James faces nine charges stemming from alleged encounters between 1979 and 1994 involving three boys, one of them Theo Fleury who became a National Hockey League star.

James, who is 58, served more than a year in jail in the late 1990s for assaulting three young hockey players, including NHLer Sheldon Kennedy.

He was intially convicted of assaulting Kennedy and another junior player; then about a year later he was convicted of indecently assaulting a 14-year-old boy in 1971.

James was pardoned and moved to Mexico, but he returned to Canada after Winnipeg police issued a warrant on the new charges in October.

Fleury, who lives in Calgary, was disappointed at the news James would be released on bail.

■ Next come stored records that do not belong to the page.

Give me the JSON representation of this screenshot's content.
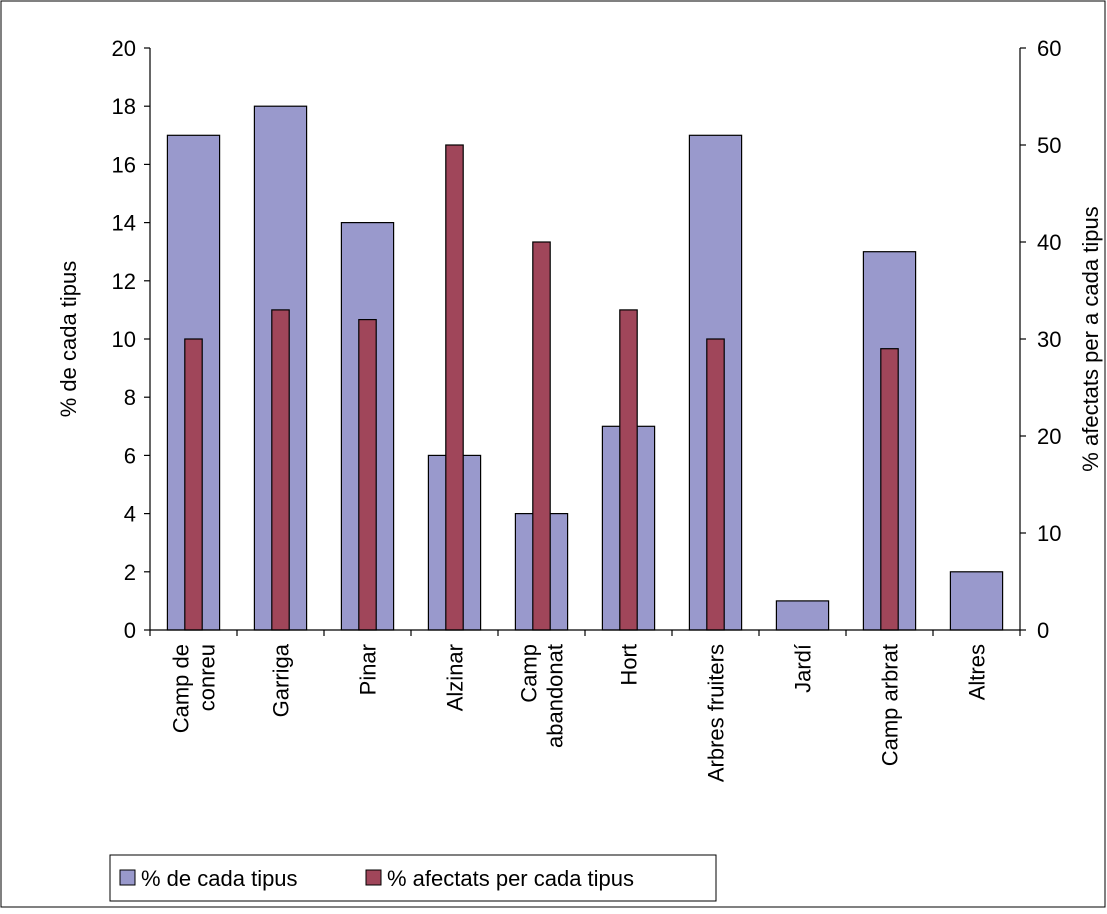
{
  "chart_data": {
    "type": "bar",
    "categories": [
      [
        "Camp de",
        "conreu"
      ],
      [
        "Garriga"
      ],
      [
        "Pinar"
      ],
      [
        "Alzinar"
      ],
      [
        "Camp",
        "abandonat"
      ],
      [
        "Hort"
      ],
      [
        "Arbres fruiters"
      ],
      [
        "Jardí"
      ],
      [
        "Camp arbrat"
      ],
      [
        "Altres"
      ]
    ],
    "series": [
      {
        "name": "% de cada tipus",
        "axis": "left",
        "color": "#9999cc",
        "values": [
          17,
          18,
          14,
          6,
          4,
          7,
          17,
          1,
          13,
          2
        ]
      },
      {
        "name": "% afectats per cada tipus",
        "axis": "right",
        "color": "#a0465a",
        "values": [
          30,
          33,
          32,
          50,
          40,
          33,
          30,
          null,
          29,
          null
        ]
      }
    ],
    "ylabel": "% de cada tipus",
    "y2label": "% afectats per a cada tipus",
    "ylim": [
      0,
      20
    ],
    "y2lim": [
      0,
      60
    ],
    "yticks": [
      "0",
      "2",
      "4",
      "6",
      "8",
      "10",
      "12",
      "14",
      "16",
      "18",
      "20"
    ],
    "y2ticks": [
      "0",
      "10",
      "20",
      "30",
      "40",
      "50",
      "60"
    ],
    "grid": false,
    "legend": "bottom-left"
  }
}
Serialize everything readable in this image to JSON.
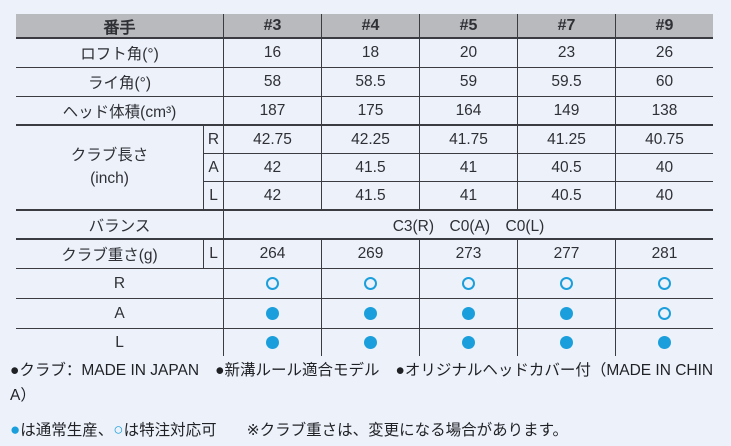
{
  "colors": {
    "page_bg": "#edf1fa",
    "header_bg": "#b9babe",
    "grid_line": "#3a3c41",
    "text": "#2e3035",
    "accent_blue": "#1b9fdc"
  },
  "table": {
    "header": {
      "label": "番手",
      "columns": [
        "#3",
        "#4",
        "#5",
        "#7",
        "#9"
      ]
    },
    "loft": {
      "label": "ロフト角(°)",
      "values": [
        "16",
        "18",
        "20",
        "23",
        "26"
      ]
    },
    "lie": {
      "label": "ライ角(°)",
      "values": [
        "58",
        "58.5",
        "59",
        "59.5",
        "60"
      ]
    },
    "head_volume": {
      "label": "ヘッド体積(cm³)",
      "values": [
        "187",
        "175",
        "164",
        "149",
        "138"
      ]
    },
    "club_length": {
      "label_line1": "クラブ長さ",
      "label_line2": "(inch)",
      "rows": [
        {
          "flex": "R",
          "values": [
            "42.75",
            "42.25",
            "41.75",
            "41.25",
            "40.75"
          ]
        },
        {
          "flex": "A",
          "values": [
            "42",
            "41.5",
            "41",
            "40.5",
            "40"
          ]
        },
        {
          "flex": "L",
          "values": [
            "42",
            "41.5",
            "41",
            "40.5",
            "40"
          ]
        }
      ]
    },
    "balance": {
      "label": "バランス",
      "value": "C3(R)　C0(A)　C0(L)"
    },
    "club_weight": {
      "label": "クラブ重さ(g)",
      "sub_label": "L",
      "values": [
        "264",
        "269",
        "273",
        "277",
        "281"
      ]
    },
    "availability": [
      {
        "flex": "R",
        "marks": [
          "open",
          "open",
          "open",
          "open",
          "open"
        ]
      },
      {
        "flex": "A",
        "marks": [
          "filled",
          "filled",
          "filled",
          "filled",
          "open"
        ]
      },
      {
        "flex": "L",
        "marks": [
          "filled",
          "filled",
          "filled",
          "filled",
          "filled"
        ]
      }
    ]
  },
  "footer": {
    "bullets_line": [
      "●クラブ：MADE IN JAPAN",
      "●新溝ルール適合モデル",
      "●オリジナルヘッドカバー付（MADE IN CHINA）"
    ],
    "legend": {
      "filled_symbol": "●",
      "filled_text": "は通常生産、",
      "open_symbol": "○",
      "open_text": "は特注対応可",
      "note": "※クラブ重さは、変更になる場合があります。"
    }
  }
}
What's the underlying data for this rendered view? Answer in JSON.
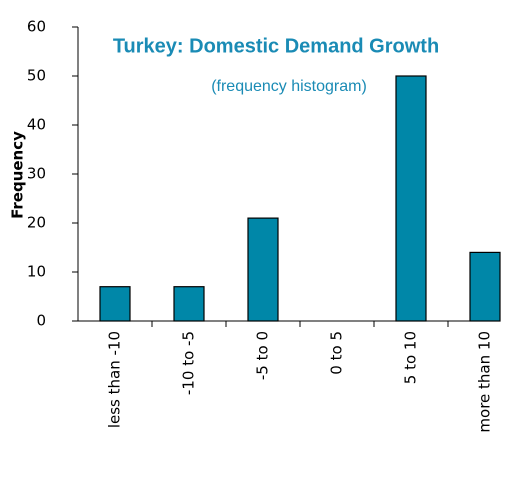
{
  "chart_data": {
    "type": "bar",
    "title": "Turkey: Domestic Demand Growth",
    "subtitle": "(frequency histogram)",
    "ylabel": "Frequency",
    "categories": [
      "less than -10",
      "-10 to -5",
      "-5 to 0",
      "0 to 5",
      "5 to 10",
      "more than 10"
    ],
    "values": [
      7,
      7,
      21,
      0,
      50,
      14
    ],
    "color": "#0087a8",
    "ylim": [
      0,
      60
    ],
    "yticks": [
      0,
      10,
      20,
      30,
      40,
      50,
      60
    ],
    "grid": false
  }
}
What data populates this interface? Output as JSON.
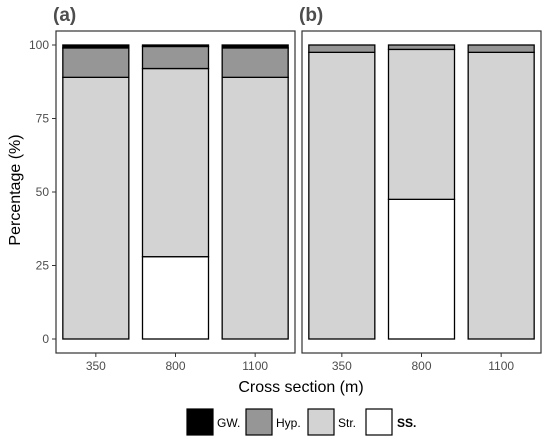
{
  "chart_data": {
    "type": "bar",
    "stacked": true,
    "xlabel": "Cross section (m)",
    "ylabel": "Percentage (%)",
    "ylim": [
      0,
      100
    ],
    "yticks": [
      0,
      25,
      50,
      75,
      100
    ],
    "categories": [
      "350",
      "800",
      "1100"
    ],
    "legend": {
      "position": "bottom",
      "entries": [
        {
          "key": "gw",
          "label": "GW.",
          "color": "#000000",
          "bold": false
        },
        {
          "key": "hyp",
          "label": "Hyp.",
          "color": "#969696",
          "bold": false
        },
        {
          "key": "str",
          "label": "Str.",
          "color": "#d3d3d3",
          "bold": false
        },
        {
          "key": "ss",
          "label": "SS.",
          "color": "#ffffff",
          "bold": true
        }
      ]
    },
    "panels": [
      {
        "label": "(a)",
        "series": [
          {
            "key": "ss",
            "values": [
              0,
              28,
              0
            ]
          },
          {
            "key": "str",
            "values": [
              89,
              64,
              89
            ]
          },
          {
            "key": "hyp",
            "values": [
              10,
              7.5,
              10
            ]
          },
          {
            "key": "gw",
            "values": [
              1,
              0.5,
              1
            ]
          }
        ]
      },
      {
        "label": "(b)",
        "series": [
          {
            "key": "ss",
            "values": [
              0,
              47.5,
              0
            ]
          },
          {
            "key": "str",
            "values": [
              97.5,
              51,
              97.5
            ]
          },
          {
            "key": "hyp",
            "values": [
              2.5,
              1.5,
              2.5
            ]
          },
          {
            "key": "gw",
            "values": [
              0,
              0,
              0
            ]
          }
        ]
      }
    ]
  }
}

"Am I surprised? No, not really," he added.

"We pride ourselves on being one of the safest countries in the world and a decision like the one that was made today doesn't really say a lot, make a statement that we're protecting our children, because we're not."

This was the second part of a bail hearing that began last week. James was present for both, sitting in the prisoner's dock in what appeared to be the same baggy grey sweatshirt and pants.

The once hefty former junior hockey coach has lost a lot of weight and his thinning grey hair is now cropped short.

A publication ban was imposed on most of what was said during the bail hearing, but the ban is not expected to apply to the eventual bail conditions.

The tiny courtroom was packed with reporters, as it was last week, but few members of the public have attended the bail hearings.

With bail conditions not fixed by provincial Judge Rocky Pollack, neither Crown counsel Colleen Cuff nor defence lawyer Evan Roitenberg would comment.

The Crown had opposed granting bail.